BATAM – DPP PERBASI berharap posisi Indonesia di peringkat dunia bola basket 3X3 bisa naik. Salah satu caranya adalah menurunkan tim di ajang 3×3 Challenger. Keikutsertaan dan menjadi tuan rumah 3×3 Challenger merupakan upaya jangka panjang PERBASI guna mewujudkan keinginan tersebut melalui akumulasi poin dari kompetisi resmi Federasi Bola Basket Internasional (FIBA).
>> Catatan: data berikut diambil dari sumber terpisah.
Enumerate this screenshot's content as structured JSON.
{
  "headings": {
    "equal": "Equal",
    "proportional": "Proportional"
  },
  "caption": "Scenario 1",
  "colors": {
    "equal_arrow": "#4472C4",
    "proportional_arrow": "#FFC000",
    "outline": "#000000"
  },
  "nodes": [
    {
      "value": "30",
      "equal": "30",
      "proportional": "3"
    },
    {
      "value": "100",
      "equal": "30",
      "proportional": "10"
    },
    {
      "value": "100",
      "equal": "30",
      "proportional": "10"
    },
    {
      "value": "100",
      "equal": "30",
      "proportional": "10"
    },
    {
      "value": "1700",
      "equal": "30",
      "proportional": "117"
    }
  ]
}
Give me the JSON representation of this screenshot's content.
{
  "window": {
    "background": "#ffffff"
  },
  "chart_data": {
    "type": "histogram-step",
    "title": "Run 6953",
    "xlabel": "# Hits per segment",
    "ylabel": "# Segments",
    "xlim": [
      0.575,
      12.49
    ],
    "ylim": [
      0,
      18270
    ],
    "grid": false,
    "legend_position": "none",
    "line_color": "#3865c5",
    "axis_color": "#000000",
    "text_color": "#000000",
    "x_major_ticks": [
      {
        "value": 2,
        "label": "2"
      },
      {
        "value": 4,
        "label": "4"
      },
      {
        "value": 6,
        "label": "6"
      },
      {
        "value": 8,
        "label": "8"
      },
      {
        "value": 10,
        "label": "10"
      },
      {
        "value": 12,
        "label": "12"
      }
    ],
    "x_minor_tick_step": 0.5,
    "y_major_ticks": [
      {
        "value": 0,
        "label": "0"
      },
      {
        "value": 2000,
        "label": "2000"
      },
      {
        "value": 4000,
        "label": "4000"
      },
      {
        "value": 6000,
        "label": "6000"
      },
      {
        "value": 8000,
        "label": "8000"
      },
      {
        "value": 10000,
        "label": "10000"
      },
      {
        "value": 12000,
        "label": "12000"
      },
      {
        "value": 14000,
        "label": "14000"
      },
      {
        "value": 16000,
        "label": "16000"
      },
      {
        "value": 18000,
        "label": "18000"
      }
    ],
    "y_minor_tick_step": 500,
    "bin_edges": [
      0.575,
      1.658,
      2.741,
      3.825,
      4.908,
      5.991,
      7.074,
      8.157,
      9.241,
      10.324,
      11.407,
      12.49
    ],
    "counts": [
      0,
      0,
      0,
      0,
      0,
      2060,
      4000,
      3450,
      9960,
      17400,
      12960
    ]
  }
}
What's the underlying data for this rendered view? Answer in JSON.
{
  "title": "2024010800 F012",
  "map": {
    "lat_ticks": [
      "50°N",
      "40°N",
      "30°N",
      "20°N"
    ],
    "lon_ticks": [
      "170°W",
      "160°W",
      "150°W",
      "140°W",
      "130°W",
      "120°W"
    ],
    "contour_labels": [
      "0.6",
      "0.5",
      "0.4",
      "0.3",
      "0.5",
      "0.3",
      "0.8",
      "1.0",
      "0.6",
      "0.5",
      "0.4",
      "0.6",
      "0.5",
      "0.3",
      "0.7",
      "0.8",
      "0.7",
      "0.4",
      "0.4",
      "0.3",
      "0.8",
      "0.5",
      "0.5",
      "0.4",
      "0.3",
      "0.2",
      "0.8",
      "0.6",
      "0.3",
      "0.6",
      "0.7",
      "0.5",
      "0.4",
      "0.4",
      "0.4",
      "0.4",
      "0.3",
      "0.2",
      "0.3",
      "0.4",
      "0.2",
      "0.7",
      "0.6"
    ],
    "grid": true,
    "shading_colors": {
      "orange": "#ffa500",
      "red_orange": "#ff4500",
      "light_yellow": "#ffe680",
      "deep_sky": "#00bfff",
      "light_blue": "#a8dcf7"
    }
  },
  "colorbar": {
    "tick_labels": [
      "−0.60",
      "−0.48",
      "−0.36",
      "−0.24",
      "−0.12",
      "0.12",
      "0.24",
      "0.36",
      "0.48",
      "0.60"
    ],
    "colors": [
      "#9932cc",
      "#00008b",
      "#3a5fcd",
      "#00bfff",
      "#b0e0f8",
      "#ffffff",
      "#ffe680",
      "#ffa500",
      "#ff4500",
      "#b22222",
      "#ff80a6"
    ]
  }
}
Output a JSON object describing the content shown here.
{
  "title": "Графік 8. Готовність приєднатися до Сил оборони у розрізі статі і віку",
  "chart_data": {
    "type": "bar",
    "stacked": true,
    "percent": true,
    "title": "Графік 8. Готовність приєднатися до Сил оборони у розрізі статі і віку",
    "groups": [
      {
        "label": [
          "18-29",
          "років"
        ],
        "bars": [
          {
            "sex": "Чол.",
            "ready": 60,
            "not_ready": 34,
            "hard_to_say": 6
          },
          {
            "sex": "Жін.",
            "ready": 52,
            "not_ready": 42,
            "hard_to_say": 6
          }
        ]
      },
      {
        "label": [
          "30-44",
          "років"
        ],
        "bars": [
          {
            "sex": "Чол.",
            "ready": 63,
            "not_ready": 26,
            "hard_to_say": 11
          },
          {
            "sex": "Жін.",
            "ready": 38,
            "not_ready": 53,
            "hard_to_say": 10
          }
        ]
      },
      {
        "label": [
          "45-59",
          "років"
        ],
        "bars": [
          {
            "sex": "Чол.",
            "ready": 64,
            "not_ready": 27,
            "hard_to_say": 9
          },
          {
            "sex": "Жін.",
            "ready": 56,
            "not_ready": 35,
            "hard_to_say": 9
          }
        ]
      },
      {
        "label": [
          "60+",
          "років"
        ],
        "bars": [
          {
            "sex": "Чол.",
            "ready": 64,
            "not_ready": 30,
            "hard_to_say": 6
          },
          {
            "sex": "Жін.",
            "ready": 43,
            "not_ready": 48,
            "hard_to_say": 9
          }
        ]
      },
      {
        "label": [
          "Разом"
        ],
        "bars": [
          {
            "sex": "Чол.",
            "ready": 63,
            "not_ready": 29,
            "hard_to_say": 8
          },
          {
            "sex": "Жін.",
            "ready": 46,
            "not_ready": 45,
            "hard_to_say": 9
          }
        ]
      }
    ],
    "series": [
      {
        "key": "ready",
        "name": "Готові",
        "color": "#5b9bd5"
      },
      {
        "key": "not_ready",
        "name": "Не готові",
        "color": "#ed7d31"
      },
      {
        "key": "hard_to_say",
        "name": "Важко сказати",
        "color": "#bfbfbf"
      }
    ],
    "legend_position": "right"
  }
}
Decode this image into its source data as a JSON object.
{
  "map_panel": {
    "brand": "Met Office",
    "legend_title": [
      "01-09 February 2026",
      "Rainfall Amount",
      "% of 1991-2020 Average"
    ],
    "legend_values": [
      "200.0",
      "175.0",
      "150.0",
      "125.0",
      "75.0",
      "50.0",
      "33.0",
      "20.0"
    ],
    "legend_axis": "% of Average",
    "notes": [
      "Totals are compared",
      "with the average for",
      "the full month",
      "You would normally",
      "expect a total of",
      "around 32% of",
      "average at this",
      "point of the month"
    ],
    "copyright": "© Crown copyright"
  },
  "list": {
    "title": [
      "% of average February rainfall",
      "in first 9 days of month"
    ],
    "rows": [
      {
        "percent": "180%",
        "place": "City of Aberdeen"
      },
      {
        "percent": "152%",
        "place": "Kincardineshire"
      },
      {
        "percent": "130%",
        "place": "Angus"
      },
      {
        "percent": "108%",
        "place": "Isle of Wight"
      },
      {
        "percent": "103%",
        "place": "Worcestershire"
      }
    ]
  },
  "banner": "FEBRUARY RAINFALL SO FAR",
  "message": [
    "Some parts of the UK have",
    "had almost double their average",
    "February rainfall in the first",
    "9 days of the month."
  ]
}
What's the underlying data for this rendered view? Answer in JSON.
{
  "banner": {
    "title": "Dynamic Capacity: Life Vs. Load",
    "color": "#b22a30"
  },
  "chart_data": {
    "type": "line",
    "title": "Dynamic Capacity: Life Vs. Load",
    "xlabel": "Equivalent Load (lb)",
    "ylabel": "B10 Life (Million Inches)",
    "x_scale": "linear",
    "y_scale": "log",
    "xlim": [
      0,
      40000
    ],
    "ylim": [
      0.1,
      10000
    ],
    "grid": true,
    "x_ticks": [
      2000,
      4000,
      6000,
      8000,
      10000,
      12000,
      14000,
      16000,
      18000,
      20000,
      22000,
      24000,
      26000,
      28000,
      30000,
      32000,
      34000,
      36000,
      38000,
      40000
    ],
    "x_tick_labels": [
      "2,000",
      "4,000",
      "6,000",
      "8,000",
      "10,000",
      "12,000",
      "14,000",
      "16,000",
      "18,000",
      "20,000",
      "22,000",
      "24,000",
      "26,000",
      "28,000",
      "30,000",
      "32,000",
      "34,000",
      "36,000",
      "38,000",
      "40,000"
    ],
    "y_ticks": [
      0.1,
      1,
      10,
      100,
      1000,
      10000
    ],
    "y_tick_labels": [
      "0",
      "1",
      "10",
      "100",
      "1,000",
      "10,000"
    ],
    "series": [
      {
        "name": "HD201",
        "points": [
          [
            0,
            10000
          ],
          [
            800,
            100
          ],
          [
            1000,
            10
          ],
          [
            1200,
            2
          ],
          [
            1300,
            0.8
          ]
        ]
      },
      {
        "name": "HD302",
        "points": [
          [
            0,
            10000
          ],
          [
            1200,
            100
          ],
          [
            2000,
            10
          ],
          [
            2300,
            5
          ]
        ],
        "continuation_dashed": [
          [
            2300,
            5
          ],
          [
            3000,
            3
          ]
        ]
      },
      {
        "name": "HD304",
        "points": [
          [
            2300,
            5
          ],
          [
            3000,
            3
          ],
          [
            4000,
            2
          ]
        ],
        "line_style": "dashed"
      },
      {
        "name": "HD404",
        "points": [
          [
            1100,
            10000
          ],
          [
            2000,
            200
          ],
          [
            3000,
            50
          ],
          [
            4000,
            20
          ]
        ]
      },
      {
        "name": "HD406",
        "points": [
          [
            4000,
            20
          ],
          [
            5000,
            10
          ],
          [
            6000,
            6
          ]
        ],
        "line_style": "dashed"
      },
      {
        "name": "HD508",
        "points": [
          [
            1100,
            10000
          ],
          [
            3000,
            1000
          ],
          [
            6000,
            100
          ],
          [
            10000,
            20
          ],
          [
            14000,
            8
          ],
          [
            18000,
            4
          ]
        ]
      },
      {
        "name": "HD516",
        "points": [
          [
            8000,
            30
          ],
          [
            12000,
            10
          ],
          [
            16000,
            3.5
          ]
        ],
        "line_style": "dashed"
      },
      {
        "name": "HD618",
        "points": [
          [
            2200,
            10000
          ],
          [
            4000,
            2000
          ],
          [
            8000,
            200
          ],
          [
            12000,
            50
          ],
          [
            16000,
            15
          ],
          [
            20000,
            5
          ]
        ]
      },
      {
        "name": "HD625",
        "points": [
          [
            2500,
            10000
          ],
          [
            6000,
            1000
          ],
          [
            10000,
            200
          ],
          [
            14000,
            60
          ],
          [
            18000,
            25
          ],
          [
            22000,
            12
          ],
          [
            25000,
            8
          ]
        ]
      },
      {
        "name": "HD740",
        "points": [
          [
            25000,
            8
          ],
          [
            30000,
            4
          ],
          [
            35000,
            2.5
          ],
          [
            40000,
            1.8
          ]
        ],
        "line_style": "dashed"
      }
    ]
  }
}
Hal tersebut diungkapkan Sekjen DPP PERBASI Nirmala Dewi di sela-sela ajang 3X3 Challenger di Batam, Kepulauan Riau, Minggu (26/7). Menurutnya ini bagian dari strategi PERBASI dalam mengumpulkan poin peringkat dunia demi membuka peluang tampil di Olimpiade.

“Kalau kita ingin menuju Olimpiade seperti yang menjadi mimpi PERBASI, kita harus mengumpulkan banyak poin,” ujar Nirmala.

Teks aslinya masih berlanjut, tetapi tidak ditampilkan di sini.